Comparing values in huge data sets
In a big data world, from time to time, there is a need to check that data generated
by our application changed as expected. Besides functional testing, it is good practice
to verify this functionality that before and after change data is the same or changed
as expected. If we are talking about big data, even small data samples can have thousands
of lines and hundreds of columns in each. In this article I will explain how we can deal
with this very task.
Let's assume that our data set is located in Big Query and to make it simpler to explain contains only six columns and three rows as it is shown on the table below:
| uuid | timestamp | name | latitude | longitude | status |
|---|---|---|---|---|---|
| 44f3874b-bc7c-4730-9494-8f971f5e3ef7 | 1642416172 | WBP1734 | 40.75360 | -114.39207 | 32 |
| ddacbd0d-1b8c-4ced-bb15-7092e24fbc84 | 1642417135 | LC100 | -4.19202 | -65.67966 | 17 |
| dfc3eabe-2646-436c-a524-6a437cce2d68 | 1642418142 | AAWF-17 | 26.70534 | 117.27973 | 84 |
In the columns uuid is the unique number of the device which sent the message. Timestamp
represents the time when the message has been sent. Name is the name of the device. Latitude
and longitude represent the location of the device. Status is some kind of calculated status
of the device. This table is generated by our application based on the other table with input
data. This very input table is our entry point for verification and contains much more data.

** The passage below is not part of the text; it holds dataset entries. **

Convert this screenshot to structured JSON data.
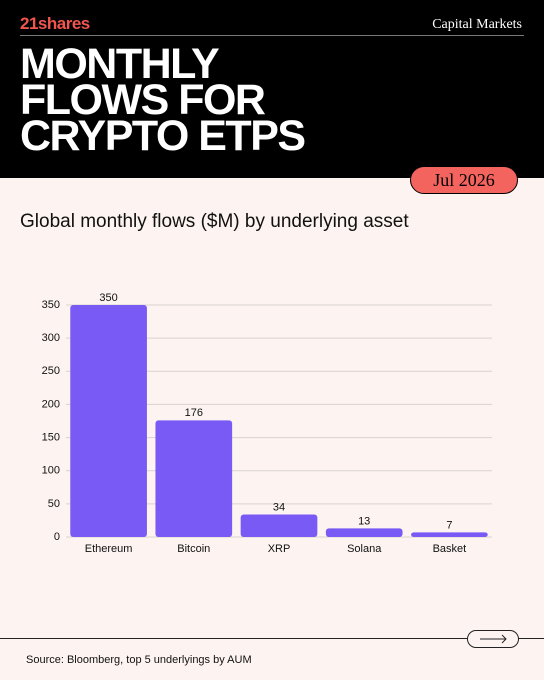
{
  "header": {
    "logo": "21shares",
    "section": "Capital Markets",
    "title_lines": [
      "MONTHLY",
      "FLOWS FOR",
      "CRYPTO ETPS"
    ],
    "date": "Jul 2026"
  },
  "chart_data": {
    "type": "bar",
    "title": "Global monthly flows ($M) by underlying asset",
    "categories": [
      "Ethereum",
      "Bitcoin",
      "XRP",
      "Solana",
      "Basket"
    ],
    "values": [
      350,
      176,
      34,
      13,
      7
    ],
    "color": "#7a5af5",
    "ylim": [
      0,
      350
    ],
    "yticks": [
      0,
      50,
      100,
      150,
      200,
      250,
      300,
      350
    ],
    "grid": true
  },
  "footer": {
    "source": "Source: Bloomberg, top 5 underlyings by AUM"
  }
}
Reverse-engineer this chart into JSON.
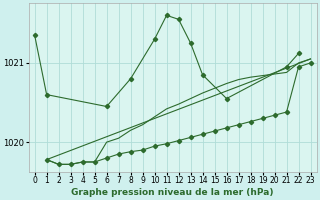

Let's assume that the change we expect in our application is increased precision in latitude
and longitude. The rest of the behavior should be the same. The same table as above calculated
with the updated functionality can looks like below:
| uuid | timestamp | name | latitude | longitude | status |
|---|---|---|---|---|---|
| 44f3874b-bc7c-4730-9494-8f971f5e3ef7 | 1642416172 | WBP1734 | 40.7536023 | -114.3920701 | 32 |
| ddacbd0d-1b8c-4ced-bb15-7092e24fbc84 | 1642417135 | LC100 | -4.1920256 | -65.6796666 | 17 |
| dfc3eabe-2646-436c-a524-6a437cce2d68 | 1642418142 | AAWF-17 | 26.7053471 | 117.2797332 | 84 |
Now try to imagine that we have thousands of lines and hundreds of columns in each and, we expect changes in a few columns. Comparing those sets of data sounds a little complicated, doesn't it. Based on this simple example, I will try to explain how to solve the problem. First, you need to generate for every row in the old table a unique fingerprint that represents the data from all columns. You can do it with use of query:
UPDATE `iot-status-1sec-old` SET DIM_FINGERPRINT = FARM_FINGERPRINT(ARRAY_TO_STRING([CAST(uuid AS STRING), CAST(timestamp AS STRING), CAST(name AS STRING), CAST(latitude AS STRING), CAST(longitude AS STRING), CAST(status AS STRING)], '')) WHERE 1 = 1;
We have to do the same for the table with new data (after changes). Note that we have to
truncate latitude and longitude as we expect that it will have higher precision. We have to
cover in the sql query all expected changes to create the same fingerprint as it is for the
old data set. Unexpected changes should have different fingerprints then it were for the old data.
UPDATE `iot-status-1sec-new` SET DIM_FINGERPRINT = FARM_FINGERPRINT(ARRAY_TO_STRING([CAST(uuid AS STRING), CAST(timestamp AS STRING), CAST(name AS STRING), CAST(TRUNC(latitude, 5) AS STRING), CAST(TRUNC(longitude, 5) AS STRING), CAST(status AS STRING)], '')) WHERE 1 = 1;
The last step in this verification is to find the rows for which fingerprints do not match
with the value from second table.
SELECT `iot-status-1sec-new`.DIM_FINGERPRINT, `iot-status-1sec-old`.DIM_FINGERPRINT, `iot-status-1sec-old`.uuid FROM `iot-status-1sec-new` FULL JOIN `iot-status-1sec-old` ON `iot-status-1sec-old`.DIM_FINGERPRINT = `iot-status-1sec-new`.DIM_FINGERPRINT WHERE `iot-status-1sec-old`.DIM_FINGERPRINT is null OR `iot-status-1sec-new`.DIM_FINGERPRINT is null
Executing this query indicates uuid for rows in which we have unexpected changes and, we have
to verify manually if it is a real bug. The Method I have described above shows you how to validate
if in a big data set we do not have unexpected changes, but it doesn't validate that those expected
changes are correct. We have to validate it in a separate test set.